The Global Analytic Appliance Leader

 





Welcome to the

Netezza Community
Thoughts from Inside the Box

« January 2008 | Main

April 28, 2008
Issue 19: The Compress Engine - The Netezza Philosophy



"‘To be is to do.’ - Immanuel Kant
"‘To do is to be.’ - Jean Paul Sartre
"‘Do-be-do-be-do’ - Frank Sinatra"

— Kurt Vonnegut, Jr. (Nov 1922 - Apr 2007)


In the news today: the Compress Engine
In 1783 Immanuel Kant wrote, "David Hume woke me up from my dogmatic slumbers," and revolutionized the way humanity thinks about metaphysics. Almost 220 years later, Netezza set out to achieve a similar goal — redefine analytics. When the first NPS® data warehouse appliance was introduced, the market released itself from yet another dogmatic slumber and realized that there is a different, better way to do data warehousing; a way without compromise, a way without limits.

Netezza has helped to reenergize the data warehouse market in creating and leading the data warehouse appliance category.

  • "Every time you turn around you see another industry that's facing a tidal wave of data and they need to understand what this data is saying. Many of them have data volumes in this range that they haven't been able to afford to analyze, as much as they'd like to. ... [Netezza] can deliver that analytic capability, and at a very attractive price." - Richard Winter, Winter Corporation, from Netezza will scale its appliance to petabyte range, InfoWorld (January 2008)

  • "This is what Netezza has done in the data warehousing market: it has totally changed the way that we think about data warehousing... So the bottom line is not just that Netezza’s entry into the market was a black swan event but that that event has not ceased to unfold." - from Netezza: a black swan by Philip Howard, Bloor Group (October 2007)

  • "Appliances are here to stay and are revolutionizing the data warehouse industry." - from Business Analytics Appliances Are Here to Stay, by Dan Veset, IDC (June 2006)

  • "The term data warehouse appliance was coined by Netezza, and this vendor has blazed a trail by proving the concept and educating the market." - from Defining the Data Warehouse Appliance, by Philip Russom, TDWI (August 2005)

Since 2002, Netezza has been repeatedly breaking the latency barrier and challenging the boundaries of data analytics.
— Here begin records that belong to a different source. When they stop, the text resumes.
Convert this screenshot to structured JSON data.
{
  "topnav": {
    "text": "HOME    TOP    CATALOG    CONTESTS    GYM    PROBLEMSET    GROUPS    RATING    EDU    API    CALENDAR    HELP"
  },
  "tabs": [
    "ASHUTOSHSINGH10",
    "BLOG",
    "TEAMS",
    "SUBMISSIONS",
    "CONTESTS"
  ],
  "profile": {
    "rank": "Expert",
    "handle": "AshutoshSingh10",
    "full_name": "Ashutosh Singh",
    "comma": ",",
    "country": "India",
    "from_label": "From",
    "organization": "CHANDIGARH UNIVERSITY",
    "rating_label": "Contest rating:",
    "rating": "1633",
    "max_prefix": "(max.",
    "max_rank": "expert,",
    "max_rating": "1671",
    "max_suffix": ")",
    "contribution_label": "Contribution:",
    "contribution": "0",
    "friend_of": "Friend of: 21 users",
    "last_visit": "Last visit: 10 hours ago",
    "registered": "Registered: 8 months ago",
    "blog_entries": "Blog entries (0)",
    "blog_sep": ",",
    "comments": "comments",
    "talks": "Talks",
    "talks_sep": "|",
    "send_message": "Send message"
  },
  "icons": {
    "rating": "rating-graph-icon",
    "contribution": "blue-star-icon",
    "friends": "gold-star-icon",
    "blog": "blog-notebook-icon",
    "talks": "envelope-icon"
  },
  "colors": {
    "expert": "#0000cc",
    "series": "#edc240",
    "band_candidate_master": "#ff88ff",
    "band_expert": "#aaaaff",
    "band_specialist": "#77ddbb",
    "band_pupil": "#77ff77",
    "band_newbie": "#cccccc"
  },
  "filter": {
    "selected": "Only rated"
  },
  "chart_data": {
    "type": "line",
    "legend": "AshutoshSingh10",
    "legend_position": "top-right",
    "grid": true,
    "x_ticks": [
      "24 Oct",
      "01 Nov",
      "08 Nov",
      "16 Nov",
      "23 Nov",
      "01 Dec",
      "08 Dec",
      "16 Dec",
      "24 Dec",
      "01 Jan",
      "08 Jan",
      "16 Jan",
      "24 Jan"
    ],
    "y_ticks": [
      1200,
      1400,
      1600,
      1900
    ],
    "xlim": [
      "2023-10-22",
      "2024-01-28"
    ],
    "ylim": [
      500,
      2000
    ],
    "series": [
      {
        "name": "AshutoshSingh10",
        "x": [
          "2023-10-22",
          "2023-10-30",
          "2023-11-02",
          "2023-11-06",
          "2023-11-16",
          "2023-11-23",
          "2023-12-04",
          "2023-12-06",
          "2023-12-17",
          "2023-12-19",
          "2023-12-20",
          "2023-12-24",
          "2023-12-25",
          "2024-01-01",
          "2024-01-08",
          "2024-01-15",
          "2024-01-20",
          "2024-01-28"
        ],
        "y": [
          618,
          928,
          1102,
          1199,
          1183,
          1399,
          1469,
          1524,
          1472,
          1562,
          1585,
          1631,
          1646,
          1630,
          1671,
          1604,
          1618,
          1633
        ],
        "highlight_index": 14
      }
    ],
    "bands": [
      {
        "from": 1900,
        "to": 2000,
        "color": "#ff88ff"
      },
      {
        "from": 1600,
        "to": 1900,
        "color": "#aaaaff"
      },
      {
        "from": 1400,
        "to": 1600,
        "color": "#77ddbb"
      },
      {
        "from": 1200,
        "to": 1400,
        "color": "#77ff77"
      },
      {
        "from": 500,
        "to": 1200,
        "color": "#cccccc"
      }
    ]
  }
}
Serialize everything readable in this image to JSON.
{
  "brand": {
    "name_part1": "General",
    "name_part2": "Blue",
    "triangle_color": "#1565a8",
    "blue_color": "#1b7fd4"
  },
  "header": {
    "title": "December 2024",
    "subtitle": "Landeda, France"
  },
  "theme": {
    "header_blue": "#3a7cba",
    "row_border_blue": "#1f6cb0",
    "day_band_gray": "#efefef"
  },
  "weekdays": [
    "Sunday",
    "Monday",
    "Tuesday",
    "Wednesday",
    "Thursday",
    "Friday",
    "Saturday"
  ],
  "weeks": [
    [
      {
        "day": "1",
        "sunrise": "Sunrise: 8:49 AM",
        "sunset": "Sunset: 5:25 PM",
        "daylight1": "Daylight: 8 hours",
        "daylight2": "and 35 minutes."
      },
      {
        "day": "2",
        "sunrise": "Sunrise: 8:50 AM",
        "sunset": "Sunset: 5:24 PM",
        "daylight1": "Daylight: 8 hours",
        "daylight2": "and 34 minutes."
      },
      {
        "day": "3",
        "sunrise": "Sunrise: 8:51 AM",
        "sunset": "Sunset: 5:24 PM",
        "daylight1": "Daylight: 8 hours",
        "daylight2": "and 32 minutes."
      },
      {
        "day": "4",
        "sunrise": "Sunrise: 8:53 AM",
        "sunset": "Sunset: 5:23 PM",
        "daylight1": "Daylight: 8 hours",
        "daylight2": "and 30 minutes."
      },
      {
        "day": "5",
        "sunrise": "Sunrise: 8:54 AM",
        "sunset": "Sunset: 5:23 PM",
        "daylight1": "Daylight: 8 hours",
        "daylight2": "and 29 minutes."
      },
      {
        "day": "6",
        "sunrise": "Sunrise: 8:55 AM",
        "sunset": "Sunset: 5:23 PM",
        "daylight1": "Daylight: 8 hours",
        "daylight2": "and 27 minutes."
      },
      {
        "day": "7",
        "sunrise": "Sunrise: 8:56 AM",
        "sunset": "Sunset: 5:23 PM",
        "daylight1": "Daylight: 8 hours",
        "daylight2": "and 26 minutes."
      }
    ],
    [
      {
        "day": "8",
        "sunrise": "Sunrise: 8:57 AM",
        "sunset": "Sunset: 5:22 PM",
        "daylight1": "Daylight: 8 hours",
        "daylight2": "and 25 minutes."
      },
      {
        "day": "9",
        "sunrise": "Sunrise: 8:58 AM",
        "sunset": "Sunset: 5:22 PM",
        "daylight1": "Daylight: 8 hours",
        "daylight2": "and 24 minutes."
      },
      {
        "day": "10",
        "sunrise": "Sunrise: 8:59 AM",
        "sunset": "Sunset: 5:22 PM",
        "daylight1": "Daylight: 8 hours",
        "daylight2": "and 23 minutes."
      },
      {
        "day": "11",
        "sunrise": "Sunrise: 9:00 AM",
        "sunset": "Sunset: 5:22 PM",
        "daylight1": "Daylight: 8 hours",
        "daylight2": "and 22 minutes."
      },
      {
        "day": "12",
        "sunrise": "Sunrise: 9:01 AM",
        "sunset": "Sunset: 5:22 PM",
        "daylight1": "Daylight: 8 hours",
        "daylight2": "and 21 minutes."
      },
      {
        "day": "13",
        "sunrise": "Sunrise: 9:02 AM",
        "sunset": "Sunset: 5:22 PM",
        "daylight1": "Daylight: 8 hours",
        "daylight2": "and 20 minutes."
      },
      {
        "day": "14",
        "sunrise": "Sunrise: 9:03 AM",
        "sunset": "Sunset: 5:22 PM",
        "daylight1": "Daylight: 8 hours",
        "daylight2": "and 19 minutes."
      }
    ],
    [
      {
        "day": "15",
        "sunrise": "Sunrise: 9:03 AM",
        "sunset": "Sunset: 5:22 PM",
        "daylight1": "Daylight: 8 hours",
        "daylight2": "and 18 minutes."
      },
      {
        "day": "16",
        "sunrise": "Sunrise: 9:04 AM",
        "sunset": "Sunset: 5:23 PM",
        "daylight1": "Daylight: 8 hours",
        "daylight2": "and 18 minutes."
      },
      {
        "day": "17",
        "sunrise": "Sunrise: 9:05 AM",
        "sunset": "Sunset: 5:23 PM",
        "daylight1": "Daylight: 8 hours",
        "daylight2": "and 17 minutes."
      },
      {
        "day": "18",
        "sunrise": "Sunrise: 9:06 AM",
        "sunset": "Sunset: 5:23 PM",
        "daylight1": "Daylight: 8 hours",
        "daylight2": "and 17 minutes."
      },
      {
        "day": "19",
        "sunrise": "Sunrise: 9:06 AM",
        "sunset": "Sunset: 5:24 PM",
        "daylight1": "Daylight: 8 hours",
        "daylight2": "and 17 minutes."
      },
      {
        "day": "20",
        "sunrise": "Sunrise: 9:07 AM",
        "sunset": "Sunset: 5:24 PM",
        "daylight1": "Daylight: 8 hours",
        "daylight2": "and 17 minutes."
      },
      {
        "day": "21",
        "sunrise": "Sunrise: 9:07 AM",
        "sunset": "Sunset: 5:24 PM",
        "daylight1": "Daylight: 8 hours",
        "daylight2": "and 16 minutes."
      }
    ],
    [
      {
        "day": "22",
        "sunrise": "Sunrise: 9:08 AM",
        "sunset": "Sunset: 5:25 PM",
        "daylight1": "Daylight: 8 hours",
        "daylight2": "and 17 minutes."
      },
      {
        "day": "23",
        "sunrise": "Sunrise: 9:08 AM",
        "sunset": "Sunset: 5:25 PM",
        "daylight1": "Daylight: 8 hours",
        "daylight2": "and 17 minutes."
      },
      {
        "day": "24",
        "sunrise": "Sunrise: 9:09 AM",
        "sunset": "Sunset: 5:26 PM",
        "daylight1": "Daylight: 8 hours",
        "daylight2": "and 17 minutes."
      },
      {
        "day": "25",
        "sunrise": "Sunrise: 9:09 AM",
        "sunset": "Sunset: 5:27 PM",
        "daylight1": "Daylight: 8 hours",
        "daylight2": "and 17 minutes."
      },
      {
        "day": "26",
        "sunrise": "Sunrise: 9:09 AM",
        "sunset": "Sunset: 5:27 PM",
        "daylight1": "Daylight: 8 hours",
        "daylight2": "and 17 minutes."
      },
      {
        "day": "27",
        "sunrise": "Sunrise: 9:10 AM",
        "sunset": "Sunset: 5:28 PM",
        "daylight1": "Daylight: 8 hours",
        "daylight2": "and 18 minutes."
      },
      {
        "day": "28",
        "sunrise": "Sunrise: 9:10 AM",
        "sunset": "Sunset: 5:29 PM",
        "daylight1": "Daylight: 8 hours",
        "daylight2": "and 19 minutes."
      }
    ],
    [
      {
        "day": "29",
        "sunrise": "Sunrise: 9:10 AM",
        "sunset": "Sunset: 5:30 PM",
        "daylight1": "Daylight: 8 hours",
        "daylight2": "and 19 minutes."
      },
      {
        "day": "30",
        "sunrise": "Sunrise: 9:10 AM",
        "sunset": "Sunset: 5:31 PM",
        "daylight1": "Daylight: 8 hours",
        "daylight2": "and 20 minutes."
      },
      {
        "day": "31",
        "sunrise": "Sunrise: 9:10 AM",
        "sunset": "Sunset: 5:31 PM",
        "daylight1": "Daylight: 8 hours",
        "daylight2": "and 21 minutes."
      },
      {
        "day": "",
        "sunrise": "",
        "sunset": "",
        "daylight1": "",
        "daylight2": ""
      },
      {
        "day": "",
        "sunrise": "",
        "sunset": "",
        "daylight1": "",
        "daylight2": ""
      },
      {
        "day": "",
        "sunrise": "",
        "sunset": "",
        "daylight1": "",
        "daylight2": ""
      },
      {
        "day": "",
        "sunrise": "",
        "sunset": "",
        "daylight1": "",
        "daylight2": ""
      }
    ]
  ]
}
Since our first release, we have been continuously refuting the alleged mutual dependencies that became the building blocks of the industry’s dogmatic misconceptions; namely the expensive nature of performance, the necessary complexity of the analytics architecture and the unavoidable limits of scalability. With today’s announcement of the Compress Engine, Netezza disproves yet another myth — the inverse relationship between data compression and query performance.

The architectures of traditional data warehouses, steeped in a legacy of serving OLTP applications, were not designed to handle the ever-growing amounts of data combined with larger and more complex user workloads and shrinking data latency requirements that characterize the modern enterprise. Regulatory compliance, electronic commerce and the need to process and analyze all data in a matter of seconds has pushed the capabilities of traditional data warehouse systems to their limits. In reaction to the data capacity pressures, vendors introduced compression; not as an enhancement but as a compromise solution that allows for further data growth at the cost of processing performance.

Traditional compression approaches, used by several of the competing data warehouse vendors, typically result in performance degradation to accomplish the compression effect. Netezza’s addition to the FPGA-Accelerated Streaming Technology (FAST) Engines framework - Compress Engine - utilizes its innovative streaming architecture™ not only to increase the system’s storage capacity by 2-4X but actually boost overall streaming query performance by a factor of about 2X (100%). All this is achieved without requiring any tuning or administration, and it is in fact a software-only upgrade that enables Compress Engine on the Netezza appliance.

It’s actually really cool technology, obviously something we love to rave about. Late last year, I wrote about FAST Engines in this blog. We’ll use that as a starting point and dig a level deeper into how Compress Engine works. I’m sure it will tickle the fancy of the geek in you!

Compress Engine Columns

The NPS system employs a patent-pending method for compiling (yes, compiling) columnar data in all the tables of the database as it is being written to disk e.g. during load, insert or update operations. The process converts row-based data into column streams that are independently compiled to replace the original data in the columns with a stream of "instruction sets" for the FPGA. The "instructions" themselves are much smaller in size than the data they replace, resulting in a highly compressed data stream emerging from the process.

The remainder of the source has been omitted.